Eros the Oarboy is as familiar today as he was in Lady Chatterley’s Lover, where Giovanni the gondolier is “devoted to his ladies, as he had been devoted to cargoes of ladies in the past.” At night there is, I have noticed, a considerable amount of giggly public gondolier-kissing in the city by groups of foreign women carrying bottles of wine. My wife made up a song: Come into my gondola, I’m going to fondle ya. Once, in the middle of the Grand Canal at ten o’clock in the evening, we passed a gondola that was sitting motionless on the water with two women and two stripe-shirted men in close converse within; one of the men greeted our rower and called out (my wife translated for me), “How do you say ‘double bed’ in Spanish?”
All this is as it should be.

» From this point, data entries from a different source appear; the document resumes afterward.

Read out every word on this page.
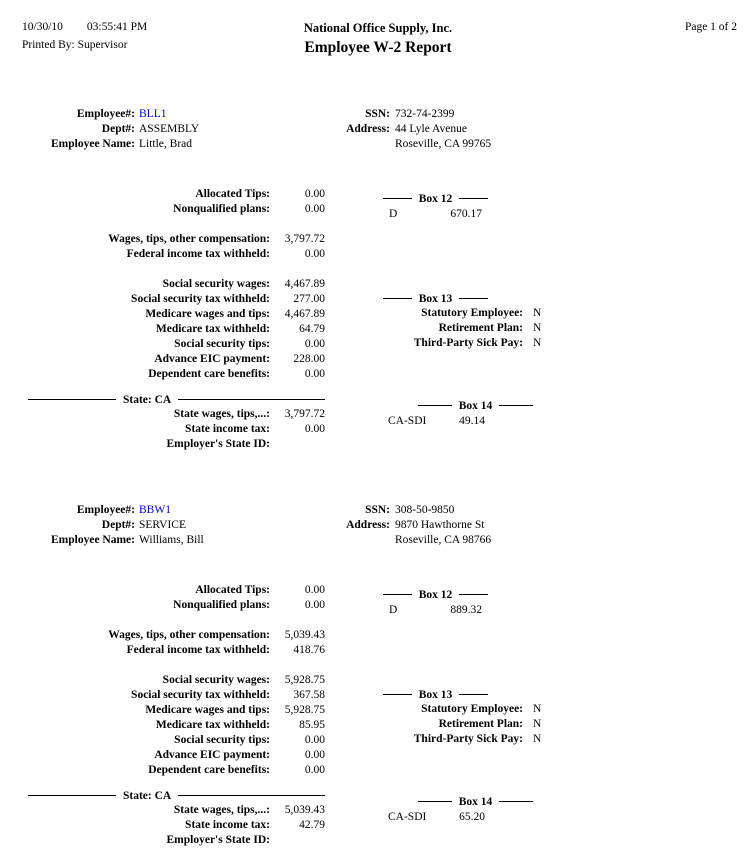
10/30/10 03:55:41 PM
Printed By: Supervisor
National Office Supply, Inc.
Employee W-2 Report
Page 1 of 2
Employee#: BLL1
Dept#: ASSEMBLY
Employee Name: Little, Brad
SSN: 732-74-2399
Address: 44 Lyle Avenue
Roseville, CA 99765
Allocated Tips:	0.00
Nonqualified plans:	0.00
Wages, tips, other compensation:	3,797.72
Federal income tax withheld:	0.00
Social security wages:	4,467.89
Social security tax withheld:	277.00
Medicare wages and tips:	4,467.89
Medicare tax withheld:	64.79
Social security tips:	0.00
Advance EIC payment:	228.00
Dependent care benefits:	0.00
State: CA
State wages, tips,...:	3,797.72
State income tax:	0.00
Employer's State ID:
Box 12
D	670.17
Box 13
Statutory Employee: N
Retirement Plan: N
Third-Party Sick Pay: N
Box 14
CA-SDI	49.14
Employee#: BBW1
Dept#: SERVICE
Employee Name: Williams, Bill
SSN: 308-50-9850
Address: 9870 Hawthorne St
Roseville, CA 98766
Allocated Tips:	0.00
Nonqualified plans:	0.00
Wages, tips, other compensation:	5,039.43
Federal income tax withheld:	418.76
Social security wages:	5,928.75
Social security tax withheld:	367.58
Medicare wages and tips:	5,928.75
Medicare tax withheld:	85.95
Social security tips:	0.00
Advance EIC payment:	0.00
Dependent care benefits:	0.00
State: CA
State wages, tips,...:	5,039.43
State income tax:	42.79
Employer's State ID:
Box 12
D	889.32
Box 13
Statutory Employee: N
Retirement Plan: N
Third-Party Sick Pay: N
Box 14
CA-SDI	65.20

My minor complaint is just that there is no privacy available to the passengers of these boats — privacy not to go hog wild, necessarily, but simply to talk without constraint. You are compelled to take the waters in a convertible. The felze (wooden winter cabin) and tendalin (canvas summer hood) were renounced forty or fifty years ago — too time-consuming to set up, and unnecessary, it was thought, for the demands of tourism. Unless these traditional enclosures are revived, the conventional tender moment on the water will be forever inhibited by the steady oar-plying and tour-guiding going on abaft. You tentatively take the spousal hand, and then hear, from behind, “This is Goethe house. Goethe lived in this house.” All potential romance has been realigned in favor of the presiding gondolier himself. Male passengers are adjuncts, balding lumps of flesh with wallets.

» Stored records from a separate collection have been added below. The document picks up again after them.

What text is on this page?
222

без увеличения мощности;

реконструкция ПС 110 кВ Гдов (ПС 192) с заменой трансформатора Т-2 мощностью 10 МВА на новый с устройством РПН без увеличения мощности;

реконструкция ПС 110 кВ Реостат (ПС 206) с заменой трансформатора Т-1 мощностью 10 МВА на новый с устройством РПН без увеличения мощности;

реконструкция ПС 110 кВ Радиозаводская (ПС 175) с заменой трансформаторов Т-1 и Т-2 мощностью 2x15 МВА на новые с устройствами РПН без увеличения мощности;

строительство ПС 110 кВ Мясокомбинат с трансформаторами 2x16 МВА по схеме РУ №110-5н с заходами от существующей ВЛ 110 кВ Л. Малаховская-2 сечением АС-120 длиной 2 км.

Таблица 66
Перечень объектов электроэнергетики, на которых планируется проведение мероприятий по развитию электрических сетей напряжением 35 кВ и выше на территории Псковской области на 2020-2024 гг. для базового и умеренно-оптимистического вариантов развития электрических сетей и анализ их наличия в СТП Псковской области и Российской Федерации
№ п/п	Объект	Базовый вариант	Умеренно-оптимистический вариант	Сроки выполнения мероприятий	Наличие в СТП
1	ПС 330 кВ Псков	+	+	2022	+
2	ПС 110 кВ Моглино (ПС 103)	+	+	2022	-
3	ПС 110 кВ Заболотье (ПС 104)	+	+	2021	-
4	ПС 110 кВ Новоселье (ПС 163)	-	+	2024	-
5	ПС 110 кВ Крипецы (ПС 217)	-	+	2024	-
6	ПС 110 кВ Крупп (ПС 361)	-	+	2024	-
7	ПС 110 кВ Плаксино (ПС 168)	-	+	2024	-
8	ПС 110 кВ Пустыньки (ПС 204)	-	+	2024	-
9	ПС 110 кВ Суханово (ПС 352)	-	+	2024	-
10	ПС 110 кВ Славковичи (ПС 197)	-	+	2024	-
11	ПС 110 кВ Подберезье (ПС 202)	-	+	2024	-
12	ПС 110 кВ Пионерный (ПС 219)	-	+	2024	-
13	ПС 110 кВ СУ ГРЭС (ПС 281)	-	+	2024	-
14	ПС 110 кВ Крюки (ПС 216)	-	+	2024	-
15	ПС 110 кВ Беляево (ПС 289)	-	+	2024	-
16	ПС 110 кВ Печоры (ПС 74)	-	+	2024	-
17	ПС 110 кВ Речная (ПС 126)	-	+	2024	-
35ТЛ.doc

The one real love story I know between a gondolier and a straniéra is the one between Bruno Palmarin, the profusely mustached hereditary gondolier who rowed at our wedding, and Susan Nickerson, an American mosaicist. Susie grew up in Long Island, the daughter of two judges. She came to Venice in 1972 after art school to study mosaic-making. Late in December, on her birthday, she went alone to Torcello. The sacristan unlocked the church for her; she was the only person there. Then she got a boat back to Venice and went to an antique store where she knew some people. She told them it was her birthday, and they bought a bottle of spumanti to celebrate. Just then Bruno Palmarin came by — a big, polite man carrying two baby rabbits in a cage. (They were a Christmas present for his niece and nephew.) Bruno looked a little like the bust of the Emperor Constantine, Susie thought: the same large, spiritual eyes. Later she found out he was a gondolier.